It would be like attaching wings to a car, driving it down the highway, and then concluding that wings don't really help with speed.
Or another example would be be to take Pharrell's hat and placing it on some random person's head.
Context matters. Design is not the sum of its parts.
Is there a particular way you think it could be improved or do you just think that we shouldn't try to empirically compare something like flat vs non flat buttons?
Says who? The author goes into detail about what exactly they were measuring. The last two headings are "When Flat Designs Can Work" and "Limitations of the Study." Can you clarify exactly what you found "significantly flawed"? I don't get what you're trying to say by your wikipedia link.
> What works most of the time might not work in your specific case.
So what? Is it not worth knowing what works most of the time and under what assumptions?
I feel like Flat Design works for a specific use case, though you'll have to imagine one because I don't know of any, but it has been applied universally.

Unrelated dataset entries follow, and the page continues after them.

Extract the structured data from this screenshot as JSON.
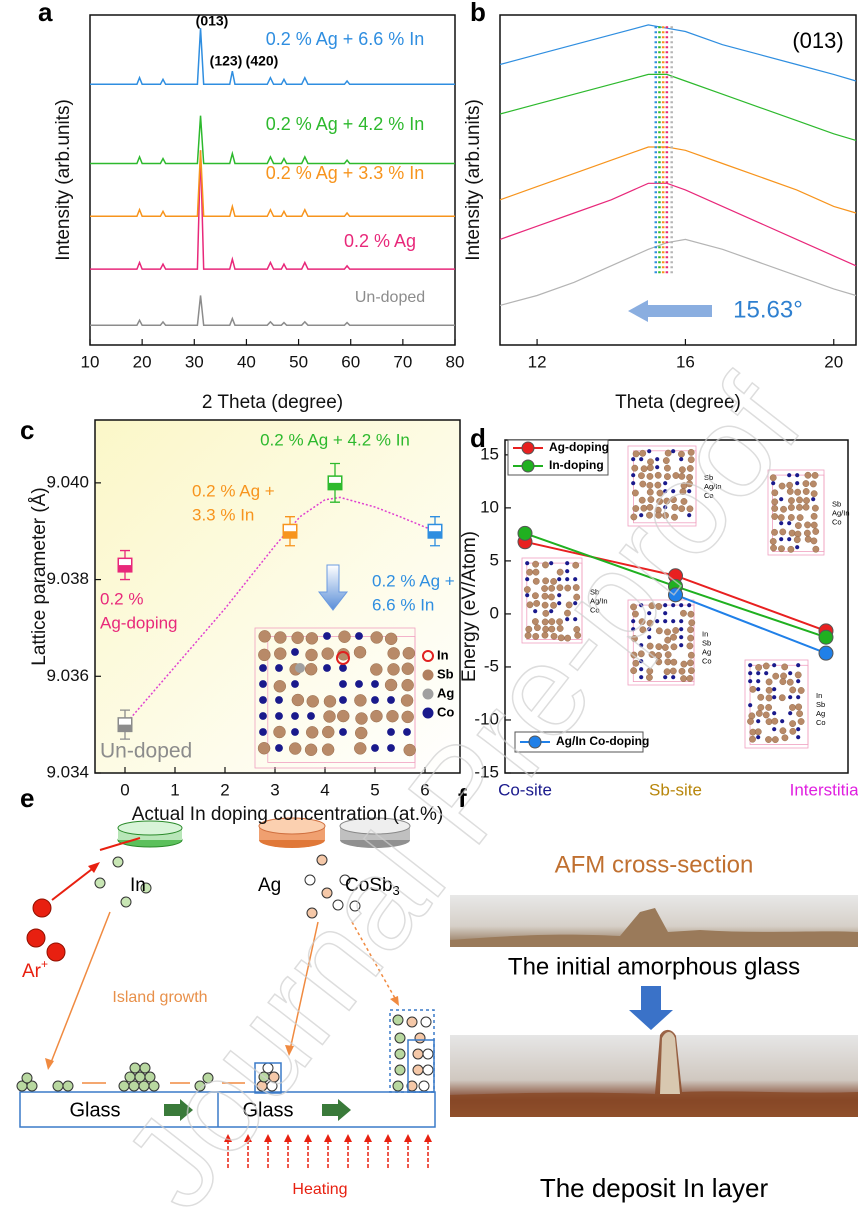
{
  "panel_labels": [
    "a",
    "b",
    "c",
    "d",
    "e",
    "f"
  ],
  "watermark": "Journal Pre-proof",
  "chart_data": [
    {
      "type": "line",
      "xlabel": "2 Theta (degree)",
      "ylabel": "Intensity (arb.units)",
      "xlim": [
        10,
        80
      ],
      "xticks": [
        10,
        20,
        30,
        40,
        50,
        60,
        70,
        80
      ],
      "ylim": [
        0,
        100
      ],
      "x": [
        10,
        19,
        19.5,
        20,
        23.5,
        24,
        24.5,
        30.6,
        31.2,
        31.8,
        36.8,
        37.3,
        37.8,
        44,
        44.6,
        45.2,
        46.7,
        47.2,
        47.7,
        50.6,
        51.2,
        51.8,
        58.8,
        59.3,
        59.8,
        80
      ],
      "series": [
        {
          "name": "Un-doped",
          "color": "#8c8c8c",
          "values": [
            6,
            6,
            7.5,
            6,
            6,
            7,
            6,
            6,
            15,
            6,
            6,
            8,
            6,
            6,
            7,
            6,
            6,
            6.8,
            6,
            6,
            7,
            6,
            6,
            6.8,
            6,
            6
          ]
        },
        {
          "name": "0.2 % Ag",
          "color": "#e8287a",
          "values": [
            23,
            23,
            25,
            23,
            23,
            24.5,
            23,
            23,
            59,
            23,
            23,
            26,
            23,
            23,
            25,
            23,
            23,
            24.5,
            23,
            23,
            25,
            23,
            23,
            24,
            23,
            23
          ]
        },
        {
          "name": "0.2 % Ag + 3.3 % In",
          "color": "#f7941d",
          "values": [
            39,
            39,
            41,
            39,
            39,
            40.5,
            39,
            39,
            59,
            39,
            39,
            42,
            39,
            39,
            41,
            39,
            39,
            40.5,
            39,
            39,
            41,
            39,
            39,
            40,
            39,
            39
          ]
        },
        {
          "name": "0.2 % Ag + 4.2 % In",
          "color": "#2db92d",
          "values": [
            55,
            55,
            57,
            55,
            55,
            56.5,
            55,
            55,
            69.5,
            55,
            55,
            58,
            55,
            55,
            57,
            55,
            55,
            56.5,
            55,
            55,
            57,
            55,
            55,
            56,
            55,
            55
          ]
        },
        {
          "name": "0.2 % Ag + 6.6 % In",
          "color": "#2f8ee0",
          "values": [
            79,
            79,
            81,
            79,
            79,
            80.5,
            79,
            79,
            96,
            79,
            79,
            83,
            79,
            79,
            81,
            79,
            79,
            80.5,
            79,
            79,
            81,
            79,
            79,
            80,
            79,
            79
          ]
        }
      ],
      "annotations": [
        "(013)",
        "(123)",
        "(420)"
      ]
    },
    {
      "type": "line",
      "xlabel": "Theta (degree)",
      "ylabel": "Intensity (arb.units)",
      "xlim": [
        11,
        20.6
      ],
      "xticks": [
        12,
        16,
        20
      ],
      "ylim": [
        0,
        100
      ],
      "x": [
        11,
        12,
        13,
        14,
        15,
        15.5,
        16,
        17,
        18,
        19,
        20,
        20.6
      ],
      "series": [
        {
          "color": "#b4b4b4",
          "values": [
            12,
            15,
            19,
            24,
            29,
            31,
            32,
            29,
            25,
            21,
            17,
            15
          ]
        },
        {
          "color": "#e8287a",
          "values": [
            32,
            36,
            40,
            44,
            49,
            49,
            47,
            42,
            37,
            32,
            27,
            24
          ]
        },
        {
          "color": "#f7941d",
          "values": [
            44,
            48,
            52,
            56,
            60,
            60,
            59,
            55,
            51,
            47,
            42,
            40
          ]
        },
        {
          "color": "#2db92d",
          "values": [
            70,
            73,
            76,
            79,
            82,
            82,
            80,
            76,
            72,
            68,
            64,
            62
          ]
        },
        {
          "color": "#2f8ee0",
          "values": [
            85,
            88,
            91,
            94,
            97,
            96,
            95,
            91,
            88,
            85,
            82,
            80
          ]
        }
      ],
      "peak_positions": [
        15.63,
        15.5,
        15.4,
        15.3,
        15.2
      ],
      "annotation": "(013)",
      "shift_label": "15.63°"
    },
    {
      "type": "scatter",
      "xlabel": "Actual In doping concentration (at.%)",
      "ylabel": "Lattice parameter (Å)",
      "xlim": [
        -0.6,
        6.7
      ],
      "xticks": [
        0,
        1,
        2,
        3,
        4,
        5,
        6
      ],
      "ylim": [
        9.034,
        9.0413
      ],
      "yticks": [
        9.034,
        9.036,
        9.038,
        9.04
      ],
      "yticklabels": [
        "9.034",
        "9.036",
        "9.038",
        "9.040"
      ],
      "x": [
        0,
        0,
        3.3,
        4.2,
        6.2
      ],
      "values": [
        9.0383,
        9.035,
        9.039,
        9.04,
        9.039
      ],
      "errors": [
        0.0003,
        0.0003,
        0.0003,
        0.0004,
        0.0003
      ],
      "colors": [
        "#e8287a",
        "#8c8c8c",
        "#f7941d",
        "#2db92d",
        "#2f8ee0"
      ],
      "point_labels": [
        [
          "0.2 %",
          "Ag-doping"
        ],
        [
          "Un-doped"
        ],
        [
          "0.2 % Ag +",
          "3.3 % In"
        ],
        [
          "0.2 % Ag + 4.2 % In"
        ],
        [
          "0.2 % Ag +",
          "6.6 % In"
        ]
      ],
      "fit": {
        "x": [
          0,
          1,
          2,
          3,
          3.5,
          4,
          4.3,
          5,
          5.5,
          6.2
        ],
        "values": [
          9.035,
          9.0362,
          9.0374,
          9.0387,
          9.0393,
          9.03965,
          9.0397,
          9.0395,
          9.0393,
          9.039
        ],
        "color": "#e040d0"
      },
      "inset_legend": [
        {
          "name": "In",
          "color": "#e02020"
        },
        {
          "name": "Sb",
          "color": "#b08060"
        },
        {
          "name": "Ag",
          "color": "#a0a0a0"
        },
        {
          "name": "Co",
          "color": "#1a1a8c"
        }
      ]
    },
    {
      "type": "line",
      "ylabel": "Energy (eV/Atom)",
      "categories": [
        "Co-site",
        "Sb-site",
        "Interstitial"
      ],
      "category_colors": [
        "#1a1a8c",
        "#b8860b",
        "#e020e0"
      ],
      "ylim": [
        -15,
        16.4
      ],
      "yticks": [
        -15,
        -10,
        -5,
        0,
        5,
        10,
        15
      ],
      "series": [
        {
          "name": "Ag-doping",
          "color": "#e82020",
          "values": [
            6.8,
            3.6,
            -1.6
          ]
        },
        {
          "name": "In-doping",
          "color": "#20b020",
          "values": [
            7.6,
            2.6,
            -2.2
          ]
        },
        {
          "name": "Ag/In Co-doping",
          "color": "#2080e8",
          "values": [
            null,
            1.8,
            -3.7
          ]
        }
      ],
      "insets": [
        [
          "Sb",
          "Ag/In",
          "Co"
        ],
        [
          "Sb",
          "Ag/In",
          "Co"
        ],
        [
          "Sb",
          "Ag/In",
          "Co"
        ],
        [
          "In",
          "Sb",
          "Ag",
          "Co"
        ],
        [
          "In",
          "Sb",
          "Ag",
          "Co"
        ]
      ]
    }
  ],
  "diagram_e": {
    "in": "In",
    "ar": "Ar",
    "ar_sup": "+",
    "ag": "Ag",
    "cosb": "CoSb",
    "cosb_sub": "3",
    "island": "Island growth",
    "glass": [
      "Glass",
      "Glass"
    ],
    "heating": "Heating"
  },
  "afm_f": {
    "title": "AFM cross-section",
    "caption_1": "The initial amorphous glass",
    "caption_2": "The deposit In layer"
  }
}
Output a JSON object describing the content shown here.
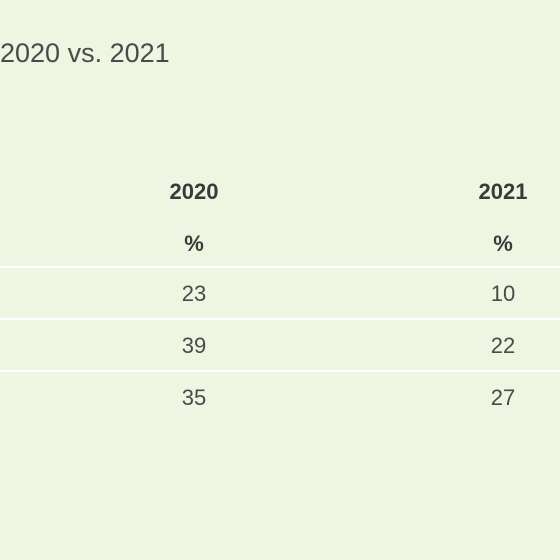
{
  "subtitle": "2020 vs. 2021",
  "colors": {
    "background": "#eef5e1",
    "rule": "#ffffff",
    "text": "#4a4a4a"
  },
  "chart_data": {
    "type": "table",
    "subtitle": "2020 vs. 2021",
    "columns": [
      {
        "header": "2020",
        "unit": "%"
      },
      {
        "header": "2021",
        "unit": "%"
      }
    ],
    "rows": [
      [
        "23",
        "10"
      ],
      [
        "39",
        "22"
      ],
      [
        "35",
        "27"
      ]
    ]
  }
}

Many interfaces I encounter nowadays seem like every interaction is an Easter Egg, where clicking / tapping around randomly is World's Best Practice for feature discovery.
If you want to see how useful wings are, build a plane.
This plane metaphor is ridiculous and unhelpful. We're not trying to measure "how useful wings are", we're talking about what the buttons on the inside of the plane should look like, we need two cockpits with different buttons.